7. Judged thus, to my mind the trial Court was wrong in holding that Section 214 had no application to this case or that production of succession certificate was not necessary at all. As it was obligatory under Section 214 to produce succession certificate, a decree could not have been lawfully passed in favour of the legal representative. But time ought to have been given to him so that he may obtain succession certificate in relation to the debt in question. As this opportunity was not given by the Court below that may be granted even at this stage. The plaintiff-respondent in spiel of service of notice did not choose to contest this revision petition.

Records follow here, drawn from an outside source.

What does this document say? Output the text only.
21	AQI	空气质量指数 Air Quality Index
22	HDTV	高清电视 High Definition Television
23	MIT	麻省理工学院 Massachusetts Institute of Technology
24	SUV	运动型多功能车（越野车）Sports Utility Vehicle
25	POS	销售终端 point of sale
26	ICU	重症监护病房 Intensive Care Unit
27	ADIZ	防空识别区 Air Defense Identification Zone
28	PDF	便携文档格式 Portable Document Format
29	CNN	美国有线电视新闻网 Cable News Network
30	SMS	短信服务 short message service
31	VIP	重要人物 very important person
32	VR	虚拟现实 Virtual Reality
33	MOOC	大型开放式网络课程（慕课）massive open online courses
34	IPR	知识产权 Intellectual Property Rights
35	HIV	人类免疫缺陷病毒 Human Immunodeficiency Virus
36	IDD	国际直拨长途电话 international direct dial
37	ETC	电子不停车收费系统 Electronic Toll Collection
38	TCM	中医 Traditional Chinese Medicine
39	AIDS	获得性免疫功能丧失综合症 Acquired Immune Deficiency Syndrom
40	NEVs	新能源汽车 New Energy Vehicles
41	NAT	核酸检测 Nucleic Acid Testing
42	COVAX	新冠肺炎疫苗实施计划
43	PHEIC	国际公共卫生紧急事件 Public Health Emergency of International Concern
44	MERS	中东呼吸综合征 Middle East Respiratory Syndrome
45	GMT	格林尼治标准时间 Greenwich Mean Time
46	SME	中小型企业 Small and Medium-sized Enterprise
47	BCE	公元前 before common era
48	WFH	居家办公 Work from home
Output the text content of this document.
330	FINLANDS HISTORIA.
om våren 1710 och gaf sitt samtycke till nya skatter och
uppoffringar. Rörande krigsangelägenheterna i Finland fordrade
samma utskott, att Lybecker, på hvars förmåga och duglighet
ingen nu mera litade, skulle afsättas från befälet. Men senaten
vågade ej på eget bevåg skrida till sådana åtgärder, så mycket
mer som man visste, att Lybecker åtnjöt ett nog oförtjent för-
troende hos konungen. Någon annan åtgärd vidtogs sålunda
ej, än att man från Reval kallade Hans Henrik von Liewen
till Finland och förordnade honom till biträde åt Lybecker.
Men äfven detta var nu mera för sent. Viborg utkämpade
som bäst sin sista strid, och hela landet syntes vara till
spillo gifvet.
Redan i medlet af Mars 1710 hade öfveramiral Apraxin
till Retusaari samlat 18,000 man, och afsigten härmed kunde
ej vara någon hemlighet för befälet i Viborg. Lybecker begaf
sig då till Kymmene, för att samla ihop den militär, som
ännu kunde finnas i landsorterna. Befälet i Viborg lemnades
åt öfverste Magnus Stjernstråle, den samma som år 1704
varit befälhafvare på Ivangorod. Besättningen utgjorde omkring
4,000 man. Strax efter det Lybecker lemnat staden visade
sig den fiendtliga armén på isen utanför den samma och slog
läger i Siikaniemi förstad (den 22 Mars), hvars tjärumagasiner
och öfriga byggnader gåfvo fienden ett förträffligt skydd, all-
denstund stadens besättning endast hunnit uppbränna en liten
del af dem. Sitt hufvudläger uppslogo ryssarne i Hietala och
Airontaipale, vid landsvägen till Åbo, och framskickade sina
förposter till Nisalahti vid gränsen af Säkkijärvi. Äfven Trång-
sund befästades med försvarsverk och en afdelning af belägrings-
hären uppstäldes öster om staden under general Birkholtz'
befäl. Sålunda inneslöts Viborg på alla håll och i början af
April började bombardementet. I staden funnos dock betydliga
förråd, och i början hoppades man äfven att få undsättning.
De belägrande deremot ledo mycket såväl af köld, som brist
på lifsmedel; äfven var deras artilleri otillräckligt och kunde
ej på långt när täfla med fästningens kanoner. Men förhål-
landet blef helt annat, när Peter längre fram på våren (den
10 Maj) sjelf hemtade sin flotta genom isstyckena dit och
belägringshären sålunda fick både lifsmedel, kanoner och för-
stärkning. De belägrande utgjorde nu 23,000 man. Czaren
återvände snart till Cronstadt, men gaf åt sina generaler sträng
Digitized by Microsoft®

As he is not before me, it is not possible to direct him to get a succession certificate and produce the same in this Court. The matter therefore shall have to go back to the Small Causes Court, where the learned Judge will give due notice to the plaintiff-respondent to enable him to produce the succession certificate, failing which of course the suit shall stand dismissed. In case the legal representative produces the succession certificate, the same decree that has been awarded shall have to be passed again.
8. In the result, the revision petition is allowed, the decree of the Court below is set aside and the suit is remanded to the trial Court for fresh disposal in the light of the observations stated above. Costs will abide and follow the result of the suit.